Paper mario to jedna z dwóch serii z hydraulikami (obok Mario & Luigi), które wywodzą się z kultowego SuperMarioRPG.
Cena: Ok. 150zł
Wersja Polska: Brak
Multi: Brak
Producent: Intelligent Systems
Jak łatwo się domyślić, Color Splash jest więc w rodzaju erpega - czy raczej posterpega - przy czym rozwój postaci ograniczono do minimum, a czegoś takiego jak zmiana ekwipunku nie ma prawie w ogóle. Jak Sticker Star, tylko lepiej. Prawie, bo po naklejkach, których do walki i interakcji z otoczeniem używało się w Paper Mario: Sticker Star, przyszedł czas na karty. Korzystało się z nich podobnie - bitwy są jak zawsze turowe i przypominają to, co znamy z japońskich erpegów, ale zamiast podziału na atak, obronę, magię jest lista posiadanych przez nas kart.
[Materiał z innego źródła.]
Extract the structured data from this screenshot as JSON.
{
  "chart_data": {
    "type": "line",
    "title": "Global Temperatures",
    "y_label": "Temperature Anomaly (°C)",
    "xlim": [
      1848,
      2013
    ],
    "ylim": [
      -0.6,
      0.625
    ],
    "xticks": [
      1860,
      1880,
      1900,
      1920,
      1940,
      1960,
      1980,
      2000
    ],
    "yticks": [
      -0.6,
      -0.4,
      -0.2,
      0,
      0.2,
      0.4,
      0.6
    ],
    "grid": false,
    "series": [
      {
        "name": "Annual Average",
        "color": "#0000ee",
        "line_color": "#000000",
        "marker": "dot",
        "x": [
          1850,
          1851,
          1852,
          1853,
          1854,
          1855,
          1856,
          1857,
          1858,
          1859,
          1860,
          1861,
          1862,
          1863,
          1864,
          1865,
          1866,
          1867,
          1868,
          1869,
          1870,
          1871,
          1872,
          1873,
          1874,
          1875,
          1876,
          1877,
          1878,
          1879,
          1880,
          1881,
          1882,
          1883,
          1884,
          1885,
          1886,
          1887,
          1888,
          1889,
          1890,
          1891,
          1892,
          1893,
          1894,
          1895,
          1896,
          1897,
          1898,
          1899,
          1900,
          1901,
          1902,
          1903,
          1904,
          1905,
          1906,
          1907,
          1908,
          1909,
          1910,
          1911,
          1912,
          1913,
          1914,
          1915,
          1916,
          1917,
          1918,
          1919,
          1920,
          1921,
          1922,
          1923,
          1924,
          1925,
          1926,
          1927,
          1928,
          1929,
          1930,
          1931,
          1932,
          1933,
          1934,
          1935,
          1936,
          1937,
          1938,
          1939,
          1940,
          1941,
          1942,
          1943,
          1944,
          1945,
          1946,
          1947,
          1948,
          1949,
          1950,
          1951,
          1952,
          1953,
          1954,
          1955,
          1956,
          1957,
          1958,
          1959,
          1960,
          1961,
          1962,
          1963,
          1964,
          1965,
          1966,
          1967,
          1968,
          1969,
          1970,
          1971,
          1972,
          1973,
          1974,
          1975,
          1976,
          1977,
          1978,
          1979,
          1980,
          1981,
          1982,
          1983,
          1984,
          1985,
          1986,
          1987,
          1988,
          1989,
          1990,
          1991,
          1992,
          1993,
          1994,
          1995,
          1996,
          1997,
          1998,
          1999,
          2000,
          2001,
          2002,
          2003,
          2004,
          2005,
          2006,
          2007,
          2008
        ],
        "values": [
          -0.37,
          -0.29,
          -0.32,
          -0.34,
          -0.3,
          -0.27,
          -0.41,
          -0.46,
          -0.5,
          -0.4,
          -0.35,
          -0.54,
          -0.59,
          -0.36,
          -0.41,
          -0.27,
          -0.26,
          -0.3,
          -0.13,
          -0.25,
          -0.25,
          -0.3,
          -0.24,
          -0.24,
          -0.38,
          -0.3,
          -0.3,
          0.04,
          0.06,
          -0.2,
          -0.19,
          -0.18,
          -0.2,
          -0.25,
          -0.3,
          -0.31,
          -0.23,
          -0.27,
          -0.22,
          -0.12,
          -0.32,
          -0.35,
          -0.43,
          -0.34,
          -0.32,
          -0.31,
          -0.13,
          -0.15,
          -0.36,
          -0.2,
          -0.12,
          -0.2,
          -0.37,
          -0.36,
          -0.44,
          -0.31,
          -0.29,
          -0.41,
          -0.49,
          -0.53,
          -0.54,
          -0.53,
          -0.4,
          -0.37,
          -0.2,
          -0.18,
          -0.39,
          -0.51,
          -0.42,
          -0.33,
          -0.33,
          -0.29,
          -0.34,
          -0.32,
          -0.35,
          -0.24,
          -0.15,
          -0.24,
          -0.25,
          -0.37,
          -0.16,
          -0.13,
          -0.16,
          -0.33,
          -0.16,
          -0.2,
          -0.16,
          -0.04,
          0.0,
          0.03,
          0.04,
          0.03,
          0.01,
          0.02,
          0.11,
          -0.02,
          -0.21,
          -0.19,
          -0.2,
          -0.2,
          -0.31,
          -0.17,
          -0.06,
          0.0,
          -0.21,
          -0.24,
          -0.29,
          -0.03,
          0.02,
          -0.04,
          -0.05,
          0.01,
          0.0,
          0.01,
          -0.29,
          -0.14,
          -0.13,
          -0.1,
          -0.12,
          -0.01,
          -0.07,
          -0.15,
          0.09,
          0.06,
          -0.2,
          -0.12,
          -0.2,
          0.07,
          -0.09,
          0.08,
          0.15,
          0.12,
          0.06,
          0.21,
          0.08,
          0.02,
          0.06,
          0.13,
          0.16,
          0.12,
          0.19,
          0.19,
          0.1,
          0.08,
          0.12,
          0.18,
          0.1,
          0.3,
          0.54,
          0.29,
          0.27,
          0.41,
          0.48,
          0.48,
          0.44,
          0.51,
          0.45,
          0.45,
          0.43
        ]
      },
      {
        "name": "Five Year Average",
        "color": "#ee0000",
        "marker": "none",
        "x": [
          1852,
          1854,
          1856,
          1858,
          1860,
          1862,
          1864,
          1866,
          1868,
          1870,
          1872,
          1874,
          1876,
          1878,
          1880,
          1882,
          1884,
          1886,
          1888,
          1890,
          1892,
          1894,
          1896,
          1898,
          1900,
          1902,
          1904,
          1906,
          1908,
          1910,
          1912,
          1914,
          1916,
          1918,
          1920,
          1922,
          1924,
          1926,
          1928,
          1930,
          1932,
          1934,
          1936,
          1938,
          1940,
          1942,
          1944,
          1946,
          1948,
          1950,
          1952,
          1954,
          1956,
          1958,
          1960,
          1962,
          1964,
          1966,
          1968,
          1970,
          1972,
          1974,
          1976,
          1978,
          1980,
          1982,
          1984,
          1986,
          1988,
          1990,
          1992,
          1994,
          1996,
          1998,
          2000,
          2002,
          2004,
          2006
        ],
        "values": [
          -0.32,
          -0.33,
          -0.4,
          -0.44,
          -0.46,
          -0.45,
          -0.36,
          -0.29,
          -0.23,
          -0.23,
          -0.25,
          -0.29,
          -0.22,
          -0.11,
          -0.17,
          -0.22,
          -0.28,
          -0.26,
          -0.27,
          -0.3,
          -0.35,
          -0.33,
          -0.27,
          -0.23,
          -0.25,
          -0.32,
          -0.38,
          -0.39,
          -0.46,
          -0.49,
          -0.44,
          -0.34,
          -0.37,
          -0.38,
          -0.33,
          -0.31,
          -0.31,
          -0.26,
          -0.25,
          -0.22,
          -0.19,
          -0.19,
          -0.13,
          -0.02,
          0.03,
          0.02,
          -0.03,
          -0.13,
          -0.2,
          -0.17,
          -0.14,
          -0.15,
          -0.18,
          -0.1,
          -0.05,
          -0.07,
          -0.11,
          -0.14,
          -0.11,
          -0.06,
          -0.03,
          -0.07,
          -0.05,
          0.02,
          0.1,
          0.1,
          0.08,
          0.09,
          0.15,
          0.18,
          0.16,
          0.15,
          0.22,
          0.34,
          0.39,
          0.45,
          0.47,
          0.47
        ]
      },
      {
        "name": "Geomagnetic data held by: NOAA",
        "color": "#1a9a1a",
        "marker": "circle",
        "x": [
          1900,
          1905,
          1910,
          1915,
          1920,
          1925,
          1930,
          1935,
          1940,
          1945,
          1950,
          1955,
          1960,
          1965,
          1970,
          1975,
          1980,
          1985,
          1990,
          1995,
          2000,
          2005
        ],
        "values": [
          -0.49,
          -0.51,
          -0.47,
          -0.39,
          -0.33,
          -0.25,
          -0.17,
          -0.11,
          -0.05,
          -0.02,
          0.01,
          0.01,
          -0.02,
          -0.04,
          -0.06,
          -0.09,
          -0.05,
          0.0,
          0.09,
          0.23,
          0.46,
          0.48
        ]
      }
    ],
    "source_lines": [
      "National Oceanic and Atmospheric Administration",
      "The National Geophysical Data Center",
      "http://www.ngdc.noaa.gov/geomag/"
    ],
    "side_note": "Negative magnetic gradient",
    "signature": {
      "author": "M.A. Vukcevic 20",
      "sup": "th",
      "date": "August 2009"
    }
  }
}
Może to być but (skok na głowę wroga), może być młot (uderzenie młotem), grzyb (leczenie)... albo na przykład karta z wizerunkiem generycznego przeciwnika z Mario, który przychodzi pomóc nam w walce. Trzon walki różni się od Sticker Star w zasadzie tylko tym, że kart nie można użyć od razu, jak naklejek, bo trzeba je najpierw napełniać farbami.
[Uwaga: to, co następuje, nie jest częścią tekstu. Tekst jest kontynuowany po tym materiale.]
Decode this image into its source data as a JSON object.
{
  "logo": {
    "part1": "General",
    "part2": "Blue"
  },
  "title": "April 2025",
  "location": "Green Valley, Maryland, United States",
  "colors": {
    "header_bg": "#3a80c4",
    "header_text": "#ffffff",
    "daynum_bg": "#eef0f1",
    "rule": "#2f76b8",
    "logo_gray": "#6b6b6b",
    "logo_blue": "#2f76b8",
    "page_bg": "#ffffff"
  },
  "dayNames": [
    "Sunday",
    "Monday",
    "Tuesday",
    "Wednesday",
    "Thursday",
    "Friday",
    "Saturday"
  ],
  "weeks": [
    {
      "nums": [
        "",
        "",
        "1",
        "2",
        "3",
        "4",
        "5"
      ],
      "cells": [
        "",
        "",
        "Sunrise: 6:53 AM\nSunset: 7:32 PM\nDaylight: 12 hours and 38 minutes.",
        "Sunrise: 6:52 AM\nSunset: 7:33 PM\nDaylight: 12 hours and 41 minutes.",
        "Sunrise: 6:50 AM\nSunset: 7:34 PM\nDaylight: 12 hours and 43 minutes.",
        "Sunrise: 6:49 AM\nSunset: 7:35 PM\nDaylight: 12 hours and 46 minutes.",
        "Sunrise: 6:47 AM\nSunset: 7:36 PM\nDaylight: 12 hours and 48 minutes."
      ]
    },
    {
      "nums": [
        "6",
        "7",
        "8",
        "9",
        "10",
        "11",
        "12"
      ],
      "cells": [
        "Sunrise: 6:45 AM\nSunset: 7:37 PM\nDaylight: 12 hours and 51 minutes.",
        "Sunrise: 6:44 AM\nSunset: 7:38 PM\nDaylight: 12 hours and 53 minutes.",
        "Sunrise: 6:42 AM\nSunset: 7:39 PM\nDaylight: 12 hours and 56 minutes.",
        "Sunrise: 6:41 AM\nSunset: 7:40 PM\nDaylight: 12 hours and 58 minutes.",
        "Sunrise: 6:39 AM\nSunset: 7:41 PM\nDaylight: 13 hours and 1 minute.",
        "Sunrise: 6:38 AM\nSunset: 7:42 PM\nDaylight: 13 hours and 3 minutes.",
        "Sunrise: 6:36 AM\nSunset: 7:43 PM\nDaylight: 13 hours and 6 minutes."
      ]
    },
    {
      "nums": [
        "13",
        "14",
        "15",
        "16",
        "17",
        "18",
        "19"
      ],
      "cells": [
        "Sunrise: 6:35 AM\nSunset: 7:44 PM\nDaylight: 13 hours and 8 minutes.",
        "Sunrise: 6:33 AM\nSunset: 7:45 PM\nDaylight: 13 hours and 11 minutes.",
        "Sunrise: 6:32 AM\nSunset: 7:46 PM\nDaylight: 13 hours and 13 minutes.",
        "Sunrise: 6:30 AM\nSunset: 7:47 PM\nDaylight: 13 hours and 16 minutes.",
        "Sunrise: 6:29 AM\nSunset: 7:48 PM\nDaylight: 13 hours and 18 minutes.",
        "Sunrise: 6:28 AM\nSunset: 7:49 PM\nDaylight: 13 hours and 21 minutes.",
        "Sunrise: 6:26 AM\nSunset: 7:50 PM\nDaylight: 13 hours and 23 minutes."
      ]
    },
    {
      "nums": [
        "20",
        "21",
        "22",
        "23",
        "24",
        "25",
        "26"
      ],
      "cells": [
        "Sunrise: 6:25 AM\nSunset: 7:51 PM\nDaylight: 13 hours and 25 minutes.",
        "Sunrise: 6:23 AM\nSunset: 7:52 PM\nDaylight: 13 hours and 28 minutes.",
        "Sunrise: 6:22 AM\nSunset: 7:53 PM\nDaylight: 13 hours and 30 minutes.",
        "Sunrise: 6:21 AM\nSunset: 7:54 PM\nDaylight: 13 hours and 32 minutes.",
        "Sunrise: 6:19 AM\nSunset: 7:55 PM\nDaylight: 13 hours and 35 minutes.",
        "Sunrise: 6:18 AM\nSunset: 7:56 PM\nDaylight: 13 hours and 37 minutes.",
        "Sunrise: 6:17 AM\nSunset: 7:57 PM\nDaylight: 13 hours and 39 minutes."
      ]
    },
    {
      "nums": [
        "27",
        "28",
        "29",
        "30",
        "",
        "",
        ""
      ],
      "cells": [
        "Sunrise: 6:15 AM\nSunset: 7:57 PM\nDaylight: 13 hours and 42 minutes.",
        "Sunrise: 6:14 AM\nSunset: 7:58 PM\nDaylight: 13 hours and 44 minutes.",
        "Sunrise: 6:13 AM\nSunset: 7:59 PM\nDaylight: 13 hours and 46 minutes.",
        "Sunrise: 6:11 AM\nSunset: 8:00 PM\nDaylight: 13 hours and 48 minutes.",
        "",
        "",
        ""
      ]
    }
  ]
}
To smutne, jak bardzo ta gra się zmarnuje. Po pierwsze oczywiście przez to, że wydano ją na Wii U, konsolę, którą kupiło zaledwie kilkanaście milionów osób. Po drugie - przez niezrozumiałą upartość twórców w odchodzeniu od formuły typowego erpega. Strasznie szkoda, bo gdy by całość trzymała taki poziom jak dialogi czy różne możliwości interakcji z papierowym światem, gra zasługiwałaby na najwyższe oceny. Co nie zmienia faktu, że nadal powinno się w nią zagrać!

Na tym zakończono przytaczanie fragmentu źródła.